After these steps the update is in INITIALIZED state waiting to be scheduled.

When the update is about to actually start, the scheduling service calls nsOfflineCacheUpdate::Begin() method, that switches the update to CHECKING state (+invokes onchecking event) and starts fetch of the manifest file.

Note: whenever a load of an items (including the manifest) fails due to a network or server error or leads to a redirect, the update fails and completely rollbacks any changes made (i.e. all files downloaded are deleted and the new cache version is discarded.)

An MD5 hash is then calculated from the manifest content we download from the server to be compared to existing MD5 (in case of an “update”).

During the load, manifest is parsed according the “parsing the cache manifest” HTML5 spec, and lists of entries and namespaces are collected.

After the manifest fetch is done, nsOfflineCacheUpdate::LoadCompleted() is called.

nsOfflineCacheUpdate::LoadCompleted() is called for each finished entry load, including the manifest and is the main place handling each update state as following:

  • On CHECKING state, a state the update is at after manifest parsing has been done, LoadCompleted checks whether the new hash, i.e. the manifest content, differs or this is just “first download”. If so, the update switches to DOWNLOADING state and fetches in parallel items listed in the manifest by call to nsOfflineCacheUpdate::ProcessNextURI().

    If the new hash is identical, update invokes onnoupdate event and is 'finished'. Then it associates any documents waiting for this update to finish with the current existing nsIApplicationCache.

    If the manifest load failed, onerror event is invoked and the update 'finishes'.

    The parallel load is implemented by asynchronous recursive calls to ProcessNextURI(), a method searching always a single entry that is scheduled to load. When found, channel is open for it (+onprogress event is invoked). ProcessNextURI then invokes it self asynchronously via dispatch to a main thread when not already on the concurrency limit of 15 loads. When concurrency limit is reached, the ProcessNextURI self-invocation cycle is stopped. From now on ProcessNextURI can only be called from LoadCompleted() again.
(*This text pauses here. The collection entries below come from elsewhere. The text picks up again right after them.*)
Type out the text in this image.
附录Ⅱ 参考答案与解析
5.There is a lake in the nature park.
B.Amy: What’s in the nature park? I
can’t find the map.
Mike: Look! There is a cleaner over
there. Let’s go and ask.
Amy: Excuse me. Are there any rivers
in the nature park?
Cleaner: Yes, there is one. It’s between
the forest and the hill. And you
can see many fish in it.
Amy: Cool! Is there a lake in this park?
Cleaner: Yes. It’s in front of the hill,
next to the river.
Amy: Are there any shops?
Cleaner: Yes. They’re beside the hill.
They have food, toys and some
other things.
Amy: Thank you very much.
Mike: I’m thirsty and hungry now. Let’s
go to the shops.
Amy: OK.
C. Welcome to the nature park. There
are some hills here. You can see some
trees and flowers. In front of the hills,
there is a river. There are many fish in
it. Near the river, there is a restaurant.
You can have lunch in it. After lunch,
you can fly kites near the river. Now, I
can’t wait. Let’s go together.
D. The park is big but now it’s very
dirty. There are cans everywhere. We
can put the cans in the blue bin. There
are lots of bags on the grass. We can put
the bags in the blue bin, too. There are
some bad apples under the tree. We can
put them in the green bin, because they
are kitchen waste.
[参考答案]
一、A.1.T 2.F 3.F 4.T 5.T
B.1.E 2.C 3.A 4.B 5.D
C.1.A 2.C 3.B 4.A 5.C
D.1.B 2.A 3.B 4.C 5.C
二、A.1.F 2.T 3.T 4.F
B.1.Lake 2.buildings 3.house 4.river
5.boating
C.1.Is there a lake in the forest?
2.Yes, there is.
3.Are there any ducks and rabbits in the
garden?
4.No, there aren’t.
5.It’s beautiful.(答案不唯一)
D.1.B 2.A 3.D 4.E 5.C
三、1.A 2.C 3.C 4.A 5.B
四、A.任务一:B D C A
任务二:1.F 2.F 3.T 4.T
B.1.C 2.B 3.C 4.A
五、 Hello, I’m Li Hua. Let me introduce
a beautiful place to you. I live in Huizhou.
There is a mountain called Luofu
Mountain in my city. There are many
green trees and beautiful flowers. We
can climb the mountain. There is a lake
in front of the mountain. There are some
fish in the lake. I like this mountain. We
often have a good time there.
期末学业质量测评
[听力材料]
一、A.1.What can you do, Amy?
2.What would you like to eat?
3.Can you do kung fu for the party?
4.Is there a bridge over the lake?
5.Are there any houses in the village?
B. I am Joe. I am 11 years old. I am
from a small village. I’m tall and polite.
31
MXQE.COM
    Note: the ProcessNextURI method early returns when state of the update is different then DOWNLOADING.

  • On DOWNLOADING state LoadCompleted checks whether load of the item succeeded. If so, its marked as valid in the new cache version and ProcessNextURI() is called. Otherwise, the update invokes onerror and 'finishes'.

    • When ProcessNextURI discovers there are no more items to download it starts a “manifest check” implemented by nsManifestCheck.
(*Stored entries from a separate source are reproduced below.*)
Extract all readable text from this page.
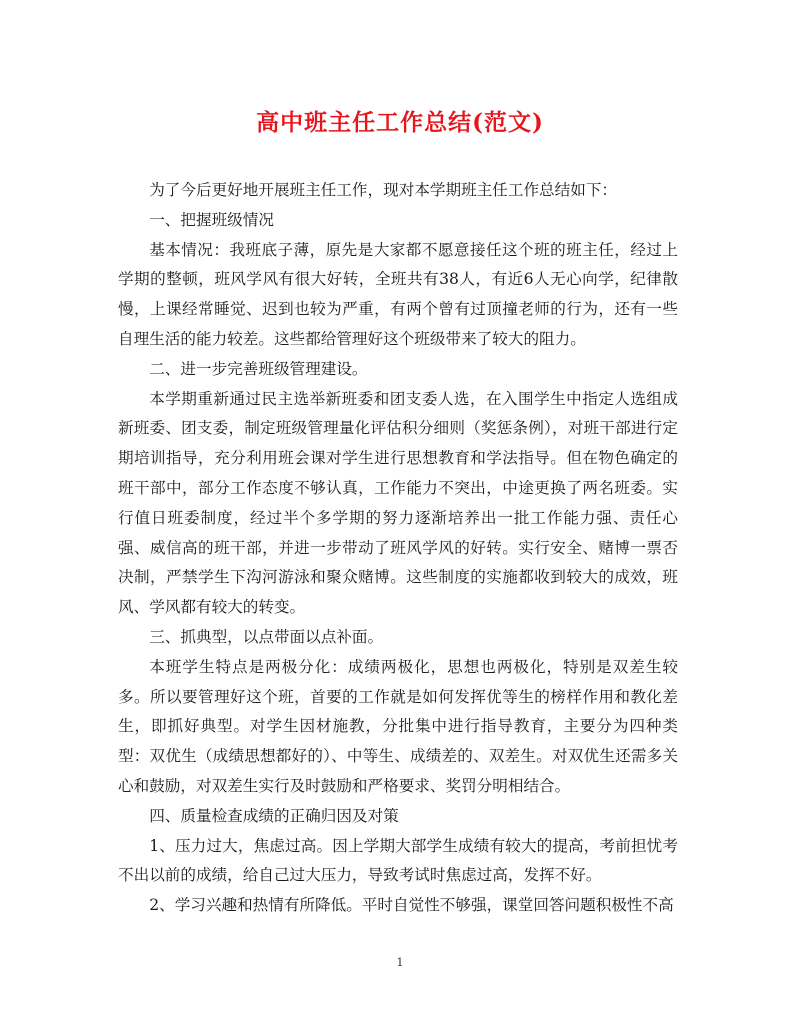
高中班主任工作总结(范文)

为了今后更好地开展班主任工作，现对本学期班主任工作总结如下：

一、把握班级情况

基本情况：我班底子薄，原先是大家都不愿意接任这个班的班主任，经过上学期的整顿，班风学风有很大好转，全班共有38人，有近6人无心向学，纪律散慢，上课经常睡觉、迟到也较为严重，有两个曾有过顶撞老师的行为，还有一些自理生活的能力较差。这些都给管理好这个班级带来了较大的阻力。

二、进一步完善班级管理建设。

本学期重新通过民主选举新班委和团支委人选，在入围学生中指定人选组成新班委、团支委，制定班级管理量化评估积分细则（奖惩条例），对班干部进行定期培训指导，充分利用班会课对学生进行思想教育和学法指导。但在物色确定的班干部中，部分工作态度不够认真，工作能力不突出，中途更换了两名班委。实行值日班委制度，经过半个多学期的努力逐渐培养出一批工作能力强、责任心强、威信高的班干部，并进一步带动了班风学风的好转。实行安全、赌博一票否决制，严禁学生下沟河游泳和聚众赌博。这些制度的实施都收到较大的成效，班风、学风都有较大的转变。

三、抓典型，以点带面以点补面。

本班学生特点是两极分化：成绩两极化，思想也两极化，特别是双差生较多。所以要管理好这个班，首要的工作就是如何发挥优等生的榜样作用和教化差生，即抓好典型。对学生因材施教，分批集中进行指导教育，主要分为四种类型：双优生（成绩思想都好的）、中等生、成绩差的、双差生。对双优生还需多关心和鼓励，对双差生实行及时鼓励和严格要求、奖罚分明相结合。

四、质量检查成绩的正确归因及对策

1、压力过大，焦虑过高。因上学期大部学生成绩有较大的提高，考前担忧考不出以前的成绩，给自己过大压力，导致考试时焦虑过高，发挥不好。

2、学习兴趣和热情有所降低。平时自觉性不够强，课堂回答问题积极性不高

1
      nsManifestCheck downloads the manifest from the server one more time and checks its content has not changed again. The results is passed to the original update via ManifestCheckCompleted method.

      When the manifest is identical, the cache is activated, onupdateready event is invoked and the update 'finishes'.

      When the manifest has changed, the update is simply rescheduled, with limit of up to 3 retries (then it fails.)

      When load of the manifest has failed or redirected, the original update invokes onerror and 'finishes'.

  • On CANCELED state LoadCompleted invokes onerror event and 'finishes' the update (what transits the state to FINISHED). CANCELED can be set only by call to nsOfflineCacheUpdate::Cancel() public method that also cancels all running items downloads immediately.

  • On FINISHED state LoadCompleted just early returns. FINISHED state is set when updated is 'finished' and is the last state the update transits to after invoking one of the final DOM notifications (onnoupdate, onupdaterady or onerror.)